11/2
Smokey the Bear and the President of the United States are the only two individuals with their own zip codes.
10/30
The last execution by guillotine in France was in 1977.
10/14
The film Willy Wonka & The Chocolate Factory was funded entirely by the Quaker Oats Company in order to promote the launch of their new chocolate bar.
10/1
Liechtenstein added a crown to its flag after discovering during the 1936 Summer Olympics that its flag was identical to Haiti's.
9/19
The first American penny, designed by Benjamin Franklin, bore the motto "mind your business."
9/1
Falconers collect sperm for artificial insemination by wearing "copulation hats" and enticing falcons to mate with their head.
Source: Conservation and the Use of Wildlife Resources, Melvin Bolton
8/29
In 1808, two men caught in a love triangle engaged in a duel to the death by boarding two hot air balloons and then exchanging shotgun blasts in midair until one of the balloons was brought down.
Source: A Short History of Balloons and Flying Machines, Lord Montagu
6/2
In Denmark, the movie "Willy Wonka and the Chocolate Factory" is titled "The Boy Who Drowned in Chocolate Sauce."
5/26
Chinese bloggers refer to the Tiananmen Square protests as the thirty-fifth of May to avoid government censors who detect references to the fourth of June.
Source: China Airborne, James Fallows
5/8
The Miss Navajo Nation pageant includes a sheep butchering event.
4/2
A one-month-old orphan named Ernest was raffled off at the 1909 world's fair in Seattle.
3/20
The French term for cotton candy is "barbe à papa," or "father's beard"; the Afrikaans term is "spookasem," or "ghost breath."
2/1
After the surprise attack on Pearl Harbor, the US Secret Service needed a way to protect FDR from possible assassins on short notice while he rode to address Congress.

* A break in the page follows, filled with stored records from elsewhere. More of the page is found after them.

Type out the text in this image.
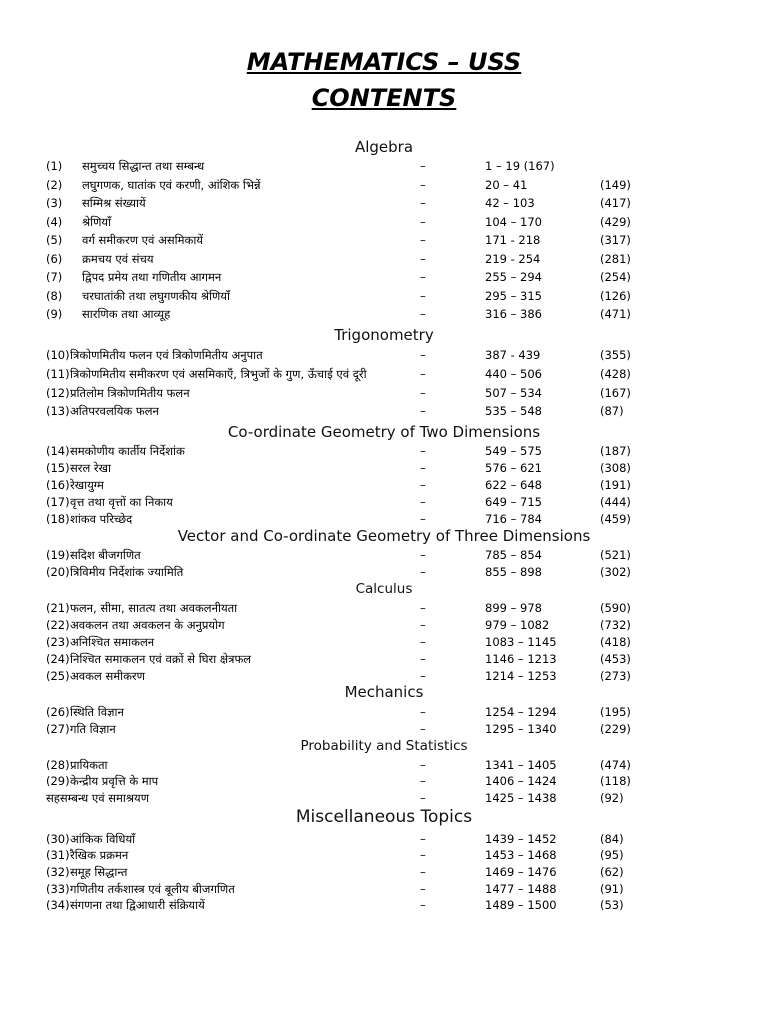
MATHEMATICS – USS
CONTENTS
Algebra
(1) समुच्चय सिद्धान्त तथा सम्बन्ध	–	1 – 19 (167)
(2) लघुगणक, घातांक एवं करणी, आंशिक भिन्नें	–	20 – 41	(149)
(3) सम्मिश्र संख्यायें	–	42 – 103	(417)
(4) श्रेणियाँ	–	104 – 170	(429)
(5) वर्ग समीकरण एवं असमिकायें	–	171 - 218	(317)
(6) क्रमचय एवं संचय	–	219 - 254	(281)
(7) द्विपद प्रमेय तथा गणितीय आगमन	–	255 – 294	(254)
(8) चरघातांकी तथा लघुगणकीय श्रेणियाँ	–	295 – 315	(126)
(9) सारणिक तथा आव्यूह	–	316 – 386	(471)
Trigonometry
(10) त्रिकोणमितीय फलन एवं त्रिकोणमितीय अनुपात	–	387 - 439	(355)
(11) त्रिकोणमितीय समीकरण एवं असमिकाएँ, त्रिभुजों के गुण, ऊँचाई एवं दूरी	–	440 – 506	(428)
(12) प्रतिलोम त्रिकोणमितीय फलन	–	507 – 534	(167)
(13) अतिपरवलयिक फलन	–	535 – 548	(87)
Co-ordinate Geometry of Two Dimensions
(14) समकोणीय कार्तीय निर्देशांक	–	549 – 575	(187)
(15) सरल रेखा	–	576 – 621	(308)
(16) रेखायुग्म	–	622 – 648	(191)
(17) वृत्त तथा वृत्तों का निकाय	–	649 – 715	(444)
(18) शांकव परिच्छेद	–	716 – 784	(459)
Vector and Co-ordinate Geometry of Three Dimensions
(19) सदिश बीजगणित	–	785 – 854	(521)
(20) त्रिविमीय निर्देशांक ज्यामिति	–	855 – 898	(302)
Calculus
(21) फलन, सीमा, सातत्य तथा अवकलनीयता	–	899 – 978	(590)
(22) अवकलन तथा अवकलन के अनुप्रयोग	–	979 – 1082	(732)
(23) अनिश्चित समाकलन	–	1083 – 1145	(418)
(24) निश्चित समाकलन एवं वक्रों से घिरा क्षेत्रफल	–	1146 – 1213	(453)
(25) अवकल समीकरण	–	1214 – 1253	(273)
Mechanics
(26) स्थिति विज्ञान	–	1254 – 1294	(195)
(27) गति विज्ञान	–	1295 – 1340	(229)
Probability and Statistics
(28) प्रायिकता	–	1341 – 1405	(474)
(29) केन्द्रीय प्रवृत्ति के माप	–	1406 – 1424	(118)
सहसम्बन्ध एवं समाश्रयण	–	1425 – 1438	(92)
Miscellaneous Topics
(30) आंकिक विधियाँ	–	1439 – 1452	(84)
(31) रैखिक प्रक्रमन	–	1453 – 1468	(95)
(32) समूह सिद्धान्त	–	1469 – 1476	(62)
(33) गणितीय तर्कशास्त्र एवं बूलीय बीजगणित	–	1477 – 1488	(91)
(34) संगणना तथा द्विआधारी संक्रियायें	–	1489 – 1500	(53)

Federal law prohibited the purchase of an automobile costing more than $750, so they drove him to the Capitol in Al Capone's confiscated bulletproof limousine.
12/22
Joel Silver, the producer of movies such as Die Hard, Lethal Weapon, and The Matrix, also invented the sport of ultimate frisbee.
12/14
In 1958, a rhinoceros named Cacareco was elected to São Paulo's city council.
12/10
In Maryland, adultery is a misdemeanor punishable by a fine of $10.

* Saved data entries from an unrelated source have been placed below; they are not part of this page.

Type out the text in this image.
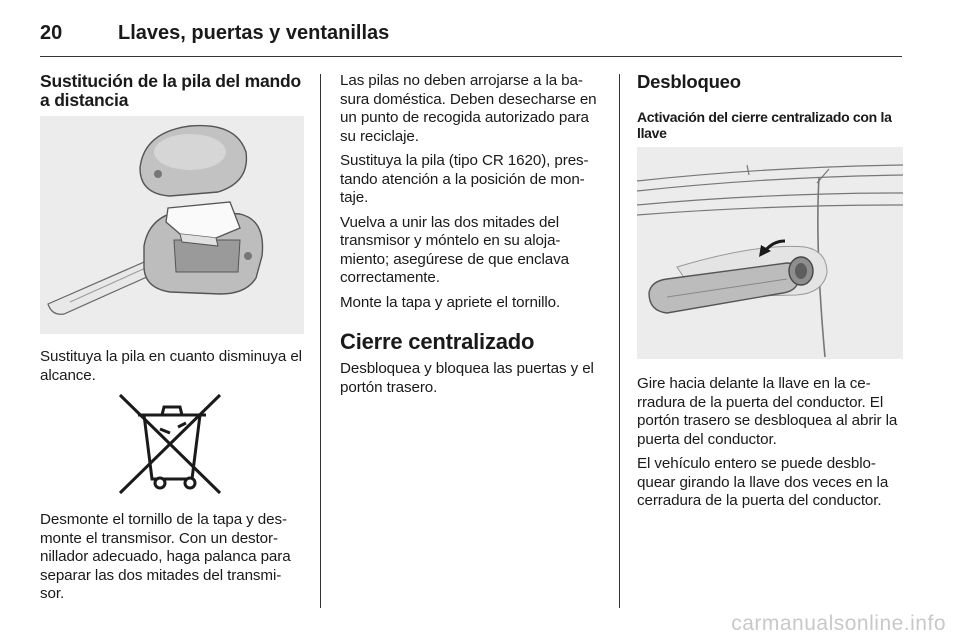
20	Llaves, puertas y ventanillas
Sustitución de la pila del mando a distancia

Sustituya la pila en cuanto disminuya el alcance.

Desmonte el tornillo de la tapa y des- monte el transmisor. Con un destor- nillador adecuado, haga palanca para separar las dos mitades del transmi- sor.

Las pilas no deben arrojarse a la ba- sura doméstica. Deben desecharse en un punto de recogida autorizado para su reciclaje.

Sustituya la pila (tipo CR 1620), pres- tando atención a la posición de mon- taje.

Vuelva a unir las dos mitades del transmisor y móntelo en su aloja- miento; asegúrese de que enclava correctamente.

Monte la tapa y apriete el tornillo.

Cierre centralizado

Desbloquea y bloquea las puertas y el portón trasero.

Desbloqueo
Activación del cierre centralizado con la llave

Gire hacia delante la llave en la ce- rradura de la puerta del conductor. El portón trasero se desbloquea al abrir la puerta del conductor.

El vehículo entero se puede desblo- quear girando la llave dos veces en la cerradura de la puerta del conductor.

carmanualsonline.info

Source: Md. CRIMINAL LAW Code Ann. § 10-501
10/24
During World War II, the Nazi propaganda apparatus produced the children's board game Hunt The Coal Thief to teach the importance of wartime energy conservation.
10/22
The grand champion goat from the 2011 Colorado State Fair was stripped of its title after failing a drug test.
10/21
In 1975, the Alaska Board of Geographic Names changed the official name of Mount McKinley to Denali, the traditional Alaska Native name for the peak. Since then, the congressional delegation from William McKinley's home state of Ohio has blocked the change at the federal level by regularly amending appropriations bills with a requirement that the mountain not be renamed.
10/15
The USDA allows the use of "wyngz" in the name of a wing-shaped poultry product that contains no wing meat, provided the packaging meets three additional labeling requirements. No other spelling variations are permitted.
10/13
In 1986, US warplanes bombed the volcanic island of Ferdinandea after mistaking it for a Libyan submarine.
Source: Maphead, Ken Jennings
10/10
In 1961, the New York Museum of Modern Art mistakenly hung a work by Henri Matisse upside-down for 47 days until a visiting stockbroker pointed out the error to a security guard.
10/8
California's minimum wage law contains an exemption for sheepherders, who are guaranteed a minimum monthly salary of $1,333.20.
10/6
In a 2009 study, 82% of adolescents who had taken a virginity pledge five years earlier denied having ever taken the pledge.
10/5
The US military had a plan (code name: "Operation Dirty Trick") to fabricate evidence of sabotage and blame Cuba if John Glenn's Mercury spaceflight crashed.